Part 1 HERE
[I'm in transit, on a 15 hour burn to Phoenix. The bus, as far as L.A. anyway, is the first bus outfitted with electric outlets and WiFi since St. Louis. Thank GAWD. Sometimes, Dear Reader, the universe is kind. Take care to keep that in mind, even when it's not.]
Corso. I taught Corso in writing workshops at the drug and alcohol rehab at the Cincinnati VA. Those crusty old bastards ate him up. Couldn't get enough.
The rocking chair looked entirely too comfortable not to sit in. Those old rocking chairs are like that; they get some wear and tear. Some love, some care. They take on a character and a personality all of their own; they can become a defining factor in any space they inhabit or any space they are removed from. That it was labeled -- perhaps sardonically -- "Poet's Chair" added to the look, but didn't scare me off. My feet were starting to scream from inside my boots and a few minutes repose with a little bit of poetry seemed in order to me.
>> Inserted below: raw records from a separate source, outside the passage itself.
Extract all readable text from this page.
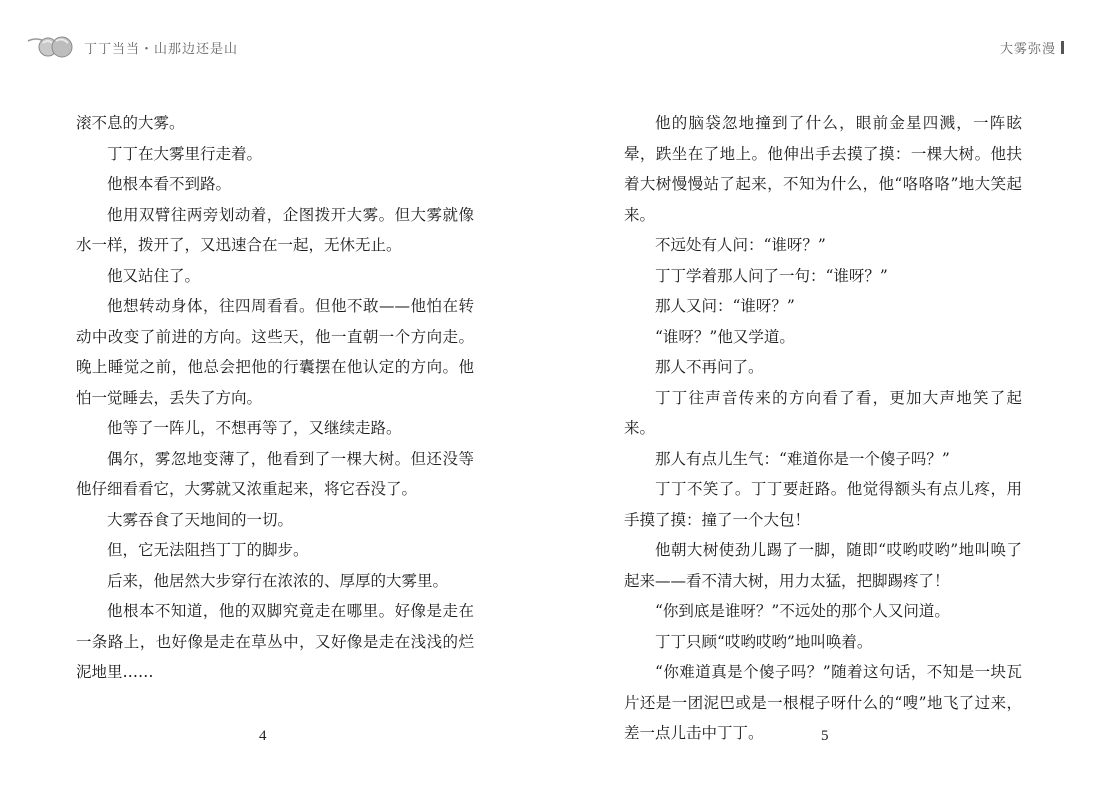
丁丁当当・山那边还是山	大雾弥漫

滚不息的大雾。

丁丁在大雾里行走着。

他根本看不到路。

他用双臂往两旁划动着，企图拨开大雾。但大雾就像水一样，拨开了，又迅速合在一起，无休无止。

他又站住了。

他想转动身体，往四周看看。但他不敢——他怕在转动中改变了前进的方向。这些天，他一直朝一个方向走。晚上睡觉之前，他总会把他的行囊摆在他认定的方向。他怕一觉睡去，丢失了方向。

他等了一阵儿，不想再等了，又继续走路。

偶尔，雾忽地变薄了，他看到了一棵大树。但还没等他仔细看看它，大雾就又浓重起来，将它吞没了。

大雾吞食了天地间的一切。

但，它无法阻挡丁丁的脚步。

后来，他居然大步穿行在浓浓的、厚厚的大雾里。

他根本不知道，他的双脚究竟走在哪里。好像是走在一条路上，也好像是走在草丛中，又好像是走在浅浅的烂泥地里……

他的脑袋忽地撞到了什么，眼前金星四溅，一阵眩晕，跌坐在了地上。他伸出手去摸了摸：一棵大树。他扶着大树慢慢站了起来，不知为什么，他“咯咯咯”地大笑起来。

不远处有人问：“谁呀？”

丁丁学着那人问了一句：“谁呀？”

那人又问：“谁呀？”

“谁呀？”他又学道。

那人不再问了。

丁丁往声音传来的方向看了看，更加大声地笑了起来。

那人有点儿生气：“难道你是一个傻子吗？”

丁丁不笑了。丁丁要赶路。他觉得额头有点儿疼，用手摸了摸：撞了一个大包！

他朝大树使劲儿踢了一脚，随即“哎哟哎哟”地叫唤了起来——看不清大树，用力太猛，把脚踢疼了！

“你到底是谁呀？”不远处的那个人又问道。

丁丁只顾“哎哟哎哟”地叫唤着。

“你难道真是个傻子吗？”随着这句话，不知是一块瓦片还是一团泥巴或是一根棍子呀什么的“嗖”地飞了过来，差一点儿击中丁丁。

4	5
And besides, I thought. If there's some stupid rule about not sitting in the chair unless your Ferlinghetti -- perish the un-egalitarian thought, but hell, it's his shop he can piss in the non-fiction section if he wants to -- then it was a good start to achieving my goal.
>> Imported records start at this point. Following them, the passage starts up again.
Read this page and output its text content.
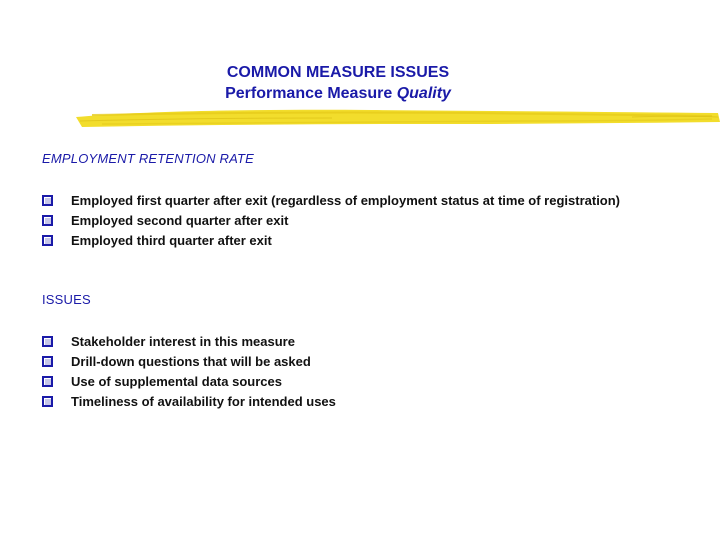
COMMON MEASURE ISSUES
Performance Measure Quality
EMPLOYMENT RETENTION RATE
Employed first quarter after exit (regardless of employment status at time of registration)
Employed second quarter after exit
Employed third quarter after exit
ISSUES
Stakeholder interest in this measure
Drill-down questions that will be asked
Use of supplemental data sources
Timeliness of availability for intended uses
I chose a collection by Auden -- As I Walked Out One Evening: Songs, Ballads, Lullabies, Limericks, and Other Light Verse -- and flipped through to "Letter to Lord Byron, Part 1." Auden is one of those poets I came to only maybe in the last 10 years or so. Formal, disarmingly and deceptively light, he gets passed over often. It probably helps that he's not only a Brit, but something of a Socialist... and since we don't even like to read our OWN Reds, Ballad, let alone those from across the pond, Auden is continually ignored in a culture that prefers to ignore homegrown poets regardless of their politics.
Such a funny poem. The speaker is a young poet, writing contemporarily, to Byron. And since Byron is, of course, long dead, the speaker is able to imbue the Romantic Bard with all sorts of characteristics... including making him a bosom buddy: someone with whom the speaker can relate, pontificate, and try out his ideas on.
In short, Byron is in artist's hell.
While I was sitting there, reading, resting my feet, enjoying a cozy corner next to a small window with west coast light pouring, another person perusing the shelves asked in what I thought was a British accent "Do you charge tax for books in America?"
"Yes," I reported grimly. "They do. Why do you think I'm sitting here reading it?"
"That's a good plan." he said, taking his prospective purchases downstairs.
There was another person up there, an older, balding man in a blue shirt and tie. He stuck to the poetry criticism section. I wanted to smack him with Leaves of Grass, but the copies weren't handy, being on the other side of the room.
After a while, though, it occurred to me that I hadn't heard anything. There was some office kid sliding in and out of a nondescript door between the stairwell and the bookcase of Beat Poetry anthologies. But no grumbly old poets. The closest I could get was thumbing through one of his books -- a newer collection published by City Lights as part of a series on San Francisco poets.
As I went back downstairs, I quickly pondered my options. I could cause a ruckus and run the risk of the sourly bald register jockey calling the cops... who would, I'm sure, arrive promptly and not trample my civil liberties. Or, I could leave defeated.
I looked around one more time to see if I could catch some glimpse of the man. I noticed a closet under an alcove, it was open, full of books yet to be stocked. There had been a hand written sign in large black letters:
END CORPORATE OWNERSHIP OF BOOKSTORES
Couldn't have said it better myself.
In the end, I didn't get to be told to fuck off by one of my few living* literary heroes.
But I got to read Auden, and sit in a comfy rocking chair, and breathe in the same space as Corso, McClure, Ginsberg, Kerouac, and Bukowski. And, of course, Ferlinghetti... who remains as much a mystery to me as, well... most mysteries.
* Update: Lawrence Ferlinghetti died February 2021 at the age of 101 years. In 2012 he wasn't one of my few living literary heroes. He was the only one.